Friday, March 24, 2006

An Obligatory Spring Break Post

...which of course has nothing to do with what I've been doing over spring break. Or rather, it does, but only incidentally. The purpose of the post is not to provide a narrative of events of my spring break (which would be sorely disappointing to the reader) but to explain how events from spring break have prompted some thoughts.

First, a bit about weather. I hate cloudiness. Over this week (mid-late March, mind you) it's been cloudy, rainy, and in the fifties. Now, I don't care much about the temperature. I would have no problem if it were twenty, as long as the sun was out. That's not how Atlanta works, sadly enough. It's forty to fifty and dark and rainy from the beginning of December through the end of February. Or, in this year's case, through the end of March. And it needs to end. It's time for me to plant something, for me to leave my window open, and for me to see something besides a gray-white expanse of bleak nothing when I look up.

Second, on high school. It occurred to me that I would like to graduate high school again. Not do all of high school again, just graduate. Like the last two weeks. Go to awards night, slack off for a little while, then actually graduate. Which means having a bunch of friends and family over, getting cool stuff, eating cake for breakfast for a week (yep, I did that), wearing more bling than I'll ever have the excuse to again, and making a speech. I just wonder if graduating college is going to be as wholly positive an experience as graduating from high school was.

A bit more on Shiloh specifically. I was wrong about Shiloh, I'm beginning to think. Those of you who know my take on my alma mater might be wondering what sort of blasphemy, idiocy, heresy, or other manner of malfeasance I'm talking here. But now that I'm removed from Shiloh, thinking about it, and having visited there a handful of times, it deserves more credit than I ever gave it. A lot of college kids wouldn't be caught dead at their high school, a lot have put it so far past them that they wouldn't think to go there, and a few make return visits out of some sense of obligation. I've gone back to Shiloh because I honestly enjoy it. A handful of teachers I've had have been such positive influences on me, people whose company I legitimately enjoy, whose conversations I value, and whose opinions and advice I respect.
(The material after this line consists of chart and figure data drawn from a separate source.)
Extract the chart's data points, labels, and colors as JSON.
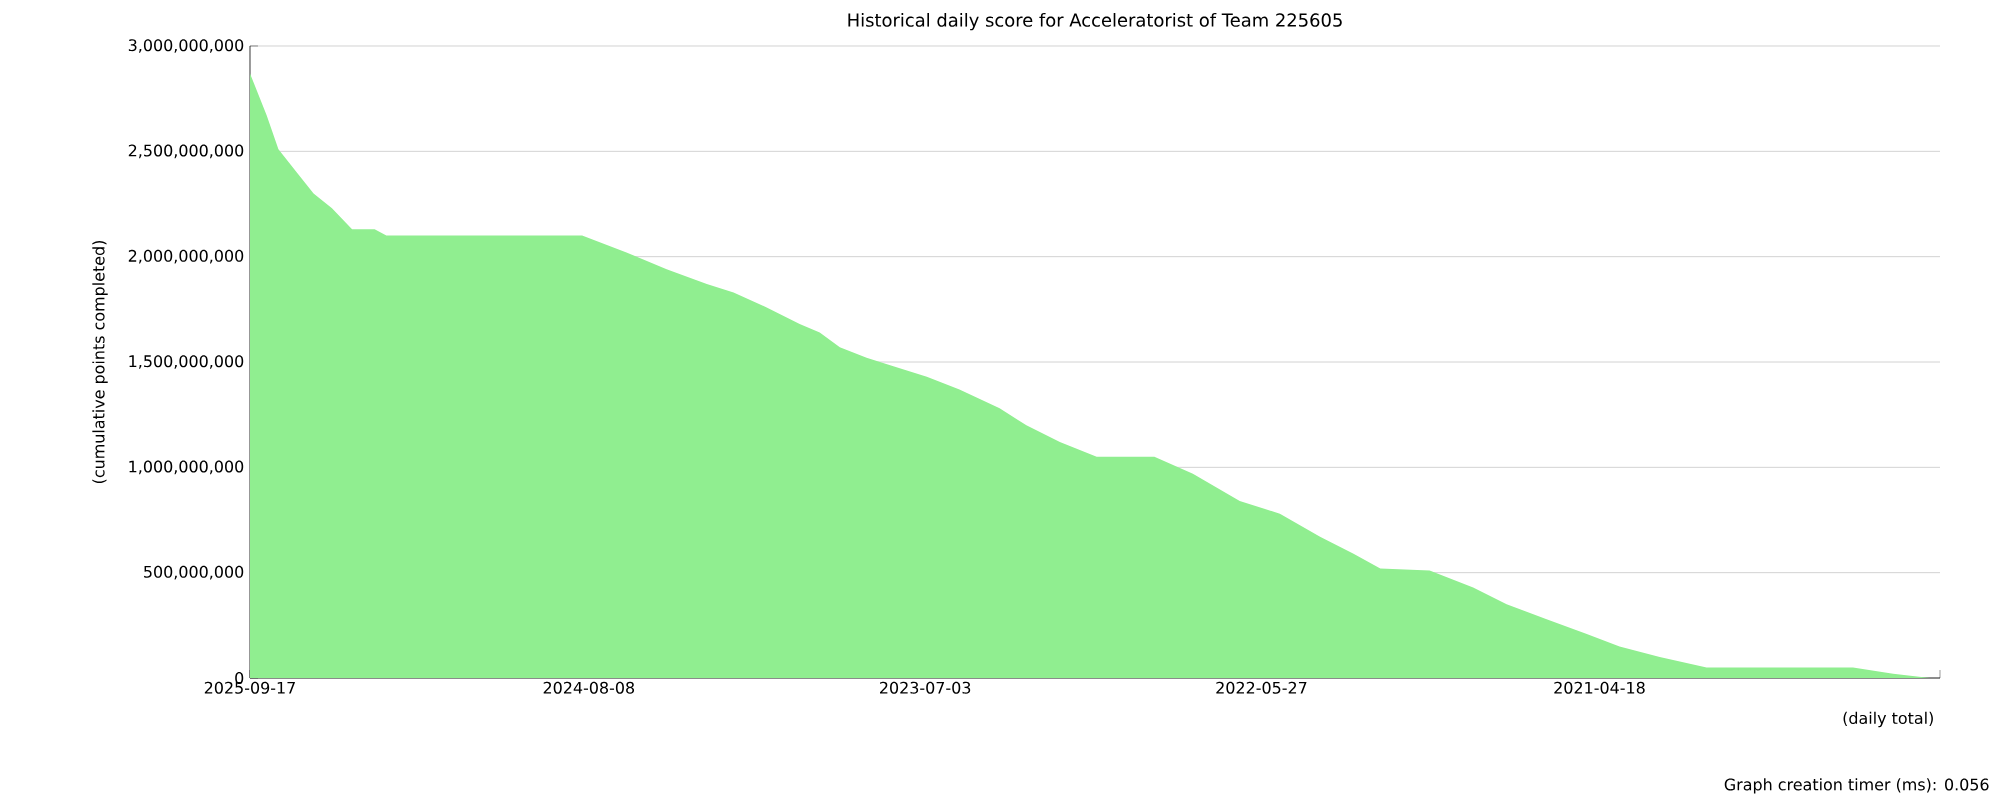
{
  "chart_data": {
    "type": "area",
    "title": "Historical daily score for Acceleratorist of Team 225605",
    "xlabel": "(daily total)",
    "ylabel": "(cumulative points completed)",
    "annotations": [
      "Graph creation timer (ms): 0.056"
    ],
    "color": "#90ee90",
    "grid": "y",
    "marker": "none",
    "xlim": [
      "2025-09-17",
      "2020-03-07"
    ],
    "xticks": [
      {
        "value": "2025-09-17",
        "label": "2025-09-17"
      },
      {
        "value": "2025-02-26",
        "label": null
      },
      {
        "value": "2024-08-08",
        "label": "2024-08-08"
      },
      {
        "value": "2024-01-19",
        "label": null
      },
      {
        "value": "2023-07-03",
        "label": "2023-07-03"
      },
      {
        "value": "2022-12-13",
        "label": null
      },
      {
        "value": "2022-05-27",
        "label": "2022-05-27"
      },
      {
        "value": "2021-11-05",
        "label": null
      },
      {
        "value": "2021-04-18",
        "label": "2021-04-18"
      },
      {
        "value": "2020-09-29",
        "label": null
      },
      {
        "value": "2020-03-07",
        "label": null
      }
    ],
    "ylim": [
      0,
      3000000000
    ],
    "yticks": [
      0,
      {
        "value": 500000000,
        "label": "500,000,000"
      },
      {
        "value": 1000000000,
        "label": "1,000,000,000"
      },
      {
        "value": 1500000000,
        "label": "1,500,000,000"
      },
      {
        "value": 2000000000,
        "label": "2,000,000,000"
      },
      {
        "value": 2500000000,
        "label": "2,500,000,000"
      },
      {
        "value": 3000000000,
        "label": "3,000,000,000"
      }
    ],
    "x": [
      "2025-09-17",
      "2025-08-28",
      "2025-08-14",
      "2025-07-23",
      "2025-07-03",
      "2025-06-11",
      "2025-05-18",
      "2025-04-21",
      "2025-04-07",
      "2024-08-16",
      "2024-06-24",
      "2024-05-07",
      "2024-03-20",
      "2024-02-17",
      "2024-01-09",
      "2023-11-30",
      "2023-11-06",
      "2023-10-13",
      "2023-09-11",
      "2023-08-10",
      "2023-07-01",
      "2023-05-23",
      "2023-04-05",
      "2023-03-04",
      "2023-01-23",
      "2022-12-10",
      "2022-10-02",
      "2022-08-17",
      "2022-06-22",
      "2022-05-05",
      "2022-03-18",
      "2022-02-06",
      "2022-01-05",
      "2021-11-07",
      "2021-09-16",
      "2021-08-07",
      "2021-06-21",
      "2021-05-04",
      "2021-03-25",
      "2021-02-05",
      "2020-12-11",
      "2020-06-19",
      "2020-05-02",
      "2020-03-19"
    ],
    "values": [
      2870000000,
      2670000000,
      2510000000,
      2400000000,
      2300000000,
      2230000000,
      2130000000,
      2130000000,
      2100000000,
      2100000000,
      2020000000,
      1940000000,
      1870000000,
      1830000000,
      1760000000,
      1680000000,
      1640000000,
      1570000000,
      1520000000,
      1480000000,
      1430000000,
      1370000000,
      1280000000,
      1200000000,
      1120000000,
      1050000000,
      1050000000,
      970000000,
      840000000,
      780000000,
      670000000,
      590000000,
      520000000,
      510000000,
      430000000,
      350000000,
      280000000,
      210000000,
      150000000,
      100000000,
      50000000,
      50000000,
      20000000,
      0
    ]
  }
}
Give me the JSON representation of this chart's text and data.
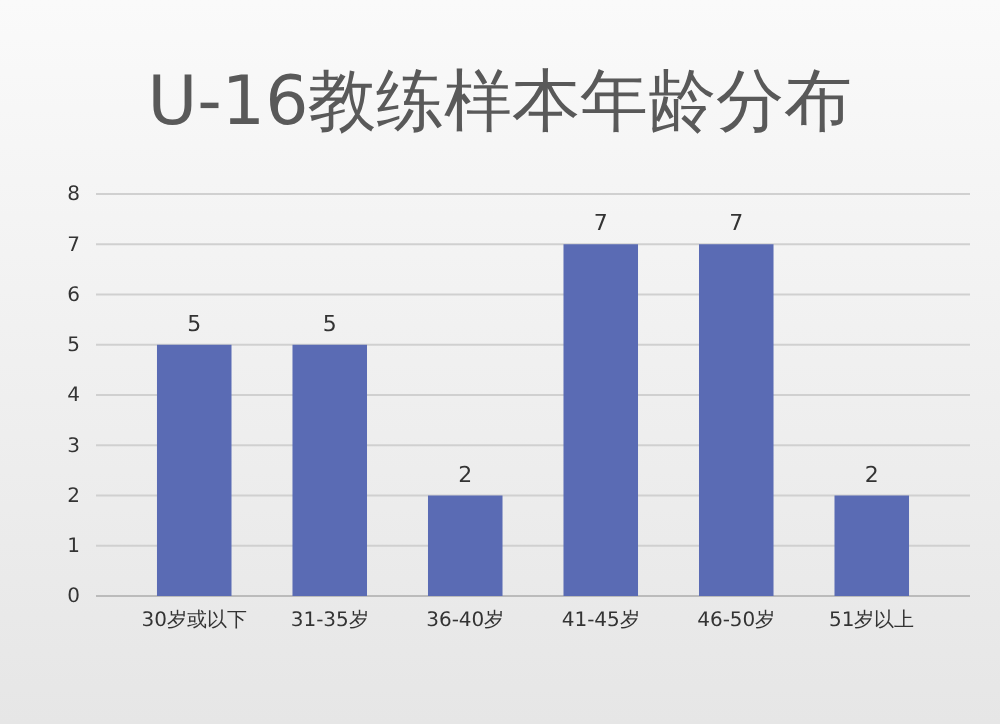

And a review of Oblivion to come, once I've actually installed it on my computer.

1 comment:

Nick Simmons said...

Though it's just a twiddling with terms, you aren't really saying you like your high school so much as you like some of the people with whom you can visit if you return there. I may only be concerned with this because I'm one of the others you described who will not, under any circumstances, return to his high school... except that I have to return there often to deposit/retrieve my brother when I am on break from my school. Especially when he participated in a play during my spring break (the week before yours) and I had to go up to that place between two and four times a day.

Your graduation was good; when I think of graduating high school, I'm hard-pressed (or maybe I've repressed) to remember anything surrounding my own. I stood in a room, then I stood in a hall, then I stood on a field, and then I was home and there was some walking in between those events but... I see pictures of me and I'm making expressions and doing things that I can't quite associate with the actual me. Your graduation, on the other hand, was a very pleasant experience, from the pre-show to the post-game reception, and everything in between.


Milledgeville has brightened up considerably since Thursday and waking up to the sun punching me through my window this morning was pleasant beyond words.